I’m never sure whether to be impressed or weirded out when someone researches how to shake hands with an amputee. It suggests thoughtfulness and calculated manipulation in equal measure. I try to disregard the feeling. Amber greeted me the same way. She probably mentioned it to him.

“Amber’s excited we’re meeting,” I say.

“I am, as well.”

He flags down the waiter, who takes our drink orders and we make idle chat about the Portland tech scene until our cocktails come.

He tells stories about working for Pierre at Braeburn, a notorious user experience control freak, and mocks Pierre’s well-known speaking style. “Anyone can make a user experience that goes from one step to the next. Seamless flow without steps, breaks, or constraints, this is what sets apart real design!”

We laugh and clink our glasses in a toast.

“Honestly though, Pierre is brilliant.” Kevin takes a sip and puts his glass down to talk with his hands. “I must give the man the respect he’s due.

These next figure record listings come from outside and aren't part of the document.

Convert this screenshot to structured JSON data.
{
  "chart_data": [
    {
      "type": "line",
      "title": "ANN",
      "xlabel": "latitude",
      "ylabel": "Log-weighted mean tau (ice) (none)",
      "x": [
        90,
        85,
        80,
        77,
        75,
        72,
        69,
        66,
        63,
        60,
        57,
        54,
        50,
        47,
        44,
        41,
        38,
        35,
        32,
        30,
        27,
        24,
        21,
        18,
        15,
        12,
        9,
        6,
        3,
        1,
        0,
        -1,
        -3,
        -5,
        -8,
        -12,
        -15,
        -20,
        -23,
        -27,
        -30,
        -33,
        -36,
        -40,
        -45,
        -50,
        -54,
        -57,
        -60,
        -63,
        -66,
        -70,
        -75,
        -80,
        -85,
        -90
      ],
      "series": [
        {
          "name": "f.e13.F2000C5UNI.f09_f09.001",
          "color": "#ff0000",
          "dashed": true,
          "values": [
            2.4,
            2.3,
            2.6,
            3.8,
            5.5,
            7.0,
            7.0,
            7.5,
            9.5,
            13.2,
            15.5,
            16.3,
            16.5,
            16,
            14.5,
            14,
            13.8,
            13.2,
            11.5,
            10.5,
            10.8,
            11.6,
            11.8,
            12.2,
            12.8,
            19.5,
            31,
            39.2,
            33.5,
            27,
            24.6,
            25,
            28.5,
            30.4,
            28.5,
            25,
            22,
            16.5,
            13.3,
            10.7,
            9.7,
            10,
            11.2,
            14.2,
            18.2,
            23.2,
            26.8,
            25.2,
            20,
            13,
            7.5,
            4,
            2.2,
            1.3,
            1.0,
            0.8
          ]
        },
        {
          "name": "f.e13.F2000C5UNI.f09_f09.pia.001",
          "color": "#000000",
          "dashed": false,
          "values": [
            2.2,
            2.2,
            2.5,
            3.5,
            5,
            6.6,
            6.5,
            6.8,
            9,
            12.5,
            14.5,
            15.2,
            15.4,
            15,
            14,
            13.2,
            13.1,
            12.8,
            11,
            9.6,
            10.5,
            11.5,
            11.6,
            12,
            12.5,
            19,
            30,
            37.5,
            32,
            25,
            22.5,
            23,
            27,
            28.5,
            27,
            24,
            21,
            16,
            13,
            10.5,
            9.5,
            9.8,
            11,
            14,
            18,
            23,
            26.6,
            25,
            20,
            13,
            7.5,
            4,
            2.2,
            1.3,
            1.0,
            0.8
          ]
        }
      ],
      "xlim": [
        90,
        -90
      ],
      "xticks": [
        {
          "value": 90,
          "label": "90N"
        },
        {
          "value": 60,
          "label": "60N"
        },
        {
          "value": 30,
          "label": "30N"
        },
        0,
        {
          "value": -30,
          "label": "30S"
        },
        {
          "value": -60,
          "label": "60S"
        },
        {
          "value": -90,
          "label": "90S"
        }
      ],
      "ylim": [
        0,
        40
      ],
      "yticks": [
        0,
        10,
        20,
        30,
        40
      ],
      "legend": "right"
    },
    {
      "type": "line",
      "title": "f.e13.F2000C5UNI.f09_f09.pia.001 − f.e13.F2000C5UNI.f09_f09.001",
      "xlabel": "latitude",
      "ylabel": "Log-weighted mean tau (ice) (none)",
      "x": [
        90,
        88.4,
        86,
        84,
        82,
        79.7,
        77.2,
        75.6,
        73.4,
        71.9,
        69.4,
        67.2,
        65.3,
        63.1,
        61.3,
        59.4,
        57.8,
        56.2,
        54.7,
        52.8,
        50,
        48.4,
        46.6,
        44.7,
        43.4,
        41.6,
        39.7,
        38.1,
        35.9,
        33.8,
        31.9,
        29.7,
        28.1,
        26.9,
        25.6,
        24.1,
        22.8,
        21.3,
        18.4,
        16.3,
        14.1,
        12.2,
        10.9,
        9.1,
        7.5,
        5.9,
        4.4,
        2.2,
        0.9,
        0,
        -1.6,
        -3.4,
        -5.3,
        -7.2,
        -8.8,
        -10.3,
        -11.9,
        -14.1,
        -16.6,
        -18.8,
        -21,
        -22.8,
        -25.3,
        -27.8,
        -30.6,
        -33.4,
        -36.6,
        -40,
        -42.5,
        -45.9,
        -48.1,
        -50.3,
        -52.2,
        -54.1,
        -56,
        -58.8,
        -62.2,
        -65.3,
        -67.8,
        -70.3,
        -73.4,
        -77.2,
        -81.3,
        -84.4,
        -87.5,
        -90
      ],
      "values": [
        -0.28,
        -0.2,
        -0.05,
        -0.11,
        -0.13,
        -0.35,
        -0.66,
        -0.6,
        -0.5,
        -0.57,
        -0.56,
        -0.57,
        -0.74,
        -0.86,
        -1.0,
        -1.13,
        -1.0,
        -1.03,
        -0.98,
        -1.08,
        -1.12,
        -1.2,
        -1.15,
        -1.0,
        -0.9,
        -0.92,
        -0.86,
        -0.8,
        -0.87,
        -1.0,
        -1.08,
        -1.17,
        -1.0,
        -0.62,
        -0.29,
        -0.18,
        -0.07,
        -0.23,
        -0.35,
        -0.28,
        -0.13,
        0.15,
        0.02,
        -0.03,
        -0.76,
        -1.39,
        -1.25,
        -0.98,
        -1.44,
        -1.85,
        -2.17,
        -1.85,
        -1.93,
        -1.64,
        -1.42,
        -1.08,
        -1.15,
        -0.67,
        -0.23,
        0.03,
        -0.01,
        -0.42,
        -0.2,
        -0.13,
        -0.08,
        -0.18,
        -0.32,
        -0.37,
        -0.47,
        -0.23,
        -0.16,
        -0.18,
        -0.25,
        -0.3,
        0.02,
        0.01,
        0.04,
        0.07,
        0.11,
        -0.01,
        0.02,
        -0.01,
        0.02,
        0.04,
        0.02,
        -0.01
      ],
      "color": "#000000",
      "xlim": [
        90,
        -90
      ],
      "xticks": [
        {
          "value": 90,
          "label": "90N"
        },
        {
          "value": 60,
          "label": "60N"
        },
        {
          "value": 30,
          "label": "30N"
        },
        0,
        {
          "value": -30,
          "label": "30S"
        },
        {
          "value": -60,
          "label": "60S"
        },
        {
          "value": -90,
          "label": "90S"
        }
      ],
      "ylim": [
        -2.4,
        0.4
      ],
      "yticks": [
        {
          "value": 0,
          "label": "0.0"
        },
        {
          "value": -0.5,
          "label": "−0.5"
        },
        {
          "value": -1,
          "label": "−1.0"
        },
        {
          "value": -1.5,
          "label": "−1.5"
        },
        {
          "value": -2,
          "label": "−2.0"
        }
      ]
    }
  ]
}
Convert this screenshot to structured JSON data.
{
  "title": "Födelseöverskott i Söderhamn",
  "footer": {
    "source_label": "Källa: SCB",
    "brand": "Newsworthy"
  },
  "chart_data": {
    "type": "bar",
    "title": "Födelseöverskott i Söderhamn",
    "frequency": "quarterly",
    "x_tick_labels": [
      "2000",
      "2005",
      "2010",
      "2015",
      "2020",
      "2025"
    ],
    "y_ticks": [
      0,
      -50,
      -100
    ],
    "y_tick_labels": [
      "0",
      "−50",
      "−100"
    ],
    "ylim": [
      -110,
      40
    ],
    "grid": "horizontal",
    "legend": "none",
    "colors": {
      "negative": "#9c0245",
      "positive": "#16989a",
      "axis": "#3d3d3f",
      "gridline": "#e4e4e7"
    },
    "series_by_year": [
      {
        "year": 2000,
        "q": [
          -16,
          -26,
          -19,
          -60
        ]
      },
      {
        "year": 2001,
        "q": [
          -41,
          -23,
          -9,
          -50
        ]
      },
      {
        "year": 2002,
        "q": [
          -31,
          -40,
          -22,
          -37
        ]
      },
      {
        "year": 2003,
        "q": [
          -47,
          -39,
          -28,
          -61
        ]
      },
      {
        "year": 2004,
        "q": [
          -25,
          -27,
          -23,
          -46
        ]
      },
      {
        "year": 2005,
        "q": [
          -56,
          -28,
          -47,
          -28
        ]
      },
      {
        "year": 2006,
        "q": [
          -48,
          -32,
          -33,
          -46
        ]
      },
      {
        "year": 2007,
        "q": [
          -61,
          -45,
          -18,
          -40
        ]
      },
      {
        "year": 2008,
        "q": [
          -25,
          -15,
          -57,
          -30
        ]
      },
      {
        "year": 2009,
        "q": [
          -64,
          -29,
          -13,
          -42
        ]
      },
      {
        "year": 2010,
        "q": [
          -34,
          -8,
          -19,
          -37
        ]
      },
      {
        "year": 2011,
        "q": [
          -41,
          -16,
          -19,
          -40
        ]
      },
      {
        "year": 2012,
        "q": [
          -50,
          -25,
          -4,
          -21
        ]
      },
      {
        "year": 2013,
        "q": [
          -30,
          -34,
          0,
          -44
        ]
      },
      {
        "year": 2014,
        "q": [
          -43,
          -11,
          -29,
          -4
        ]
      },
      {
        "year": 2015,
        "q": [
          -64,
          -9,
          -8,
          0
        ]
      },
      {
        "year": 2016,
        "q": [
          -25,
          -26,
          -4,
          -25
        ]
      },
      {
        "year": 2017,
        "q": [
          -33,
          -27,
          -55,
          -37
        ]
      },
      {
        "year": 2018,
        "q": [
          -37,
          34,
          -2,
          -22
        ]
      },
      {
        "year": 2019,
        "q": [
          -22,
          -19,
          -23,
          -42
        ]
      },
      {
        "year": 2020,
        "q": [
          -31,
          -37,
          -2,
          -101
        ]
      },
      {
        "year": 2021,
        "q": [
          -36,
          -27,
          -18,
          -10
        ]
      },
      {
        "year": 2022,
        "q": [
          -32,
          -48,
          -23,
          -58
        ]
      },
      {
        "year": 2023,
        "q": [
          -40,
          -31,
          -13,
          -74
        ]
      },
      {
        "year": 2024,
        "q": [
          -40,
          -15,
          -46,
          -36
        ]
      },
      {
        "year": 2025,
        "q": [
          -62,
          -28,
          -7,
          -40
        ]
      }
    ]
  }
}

He walks into a review meeting one time, a presentation we spent weeks preparing for, picks up a sharpie, and before anyone says a word, marks up the design concepts bordering the room. It didn’t take him more than a minute tops to grok the whole user experience and then cut it all in half.”

He’s intelligent, articulate, but he laughs a bit too loud at his own jokes, and he’s too earnest when he’s serious.

I’m taking a sip when it hits me. He reminds me of Neil, the computer hacker I hired to backfill my position at Tomo, who went on to betray the company. I choke on my drink and start a coughing fit. Amber and Kevin pass me napkins and my glass of water, but I shake them off.

“A few drops down the wrong pipe,” I manage to gasp. “I’m fine. Ignore me.”

I clear my throat a few times as Kevin talks about designing for web and mobile. I try to ignore the comparison to Neil, because I know it will prejudice me against him, but I can’t help it. Neil had the same ingratiating mannerisms, even though I only realized that in retrospect. Only after he’d screwed over Tomo.

He’s not Neil, yet the vibe he gives off convinces me this is a setup.

I grab my phone from my bag and send Amber a text: Are you sure this guy is legit, and he is who he says he is?

A few seconds later, Amber slips her phone out of her pocket, glances at it, and looks at me like I’m crazy. She gives me an eye-nod that says, Yes, of course, and then goes back to paying attention to him.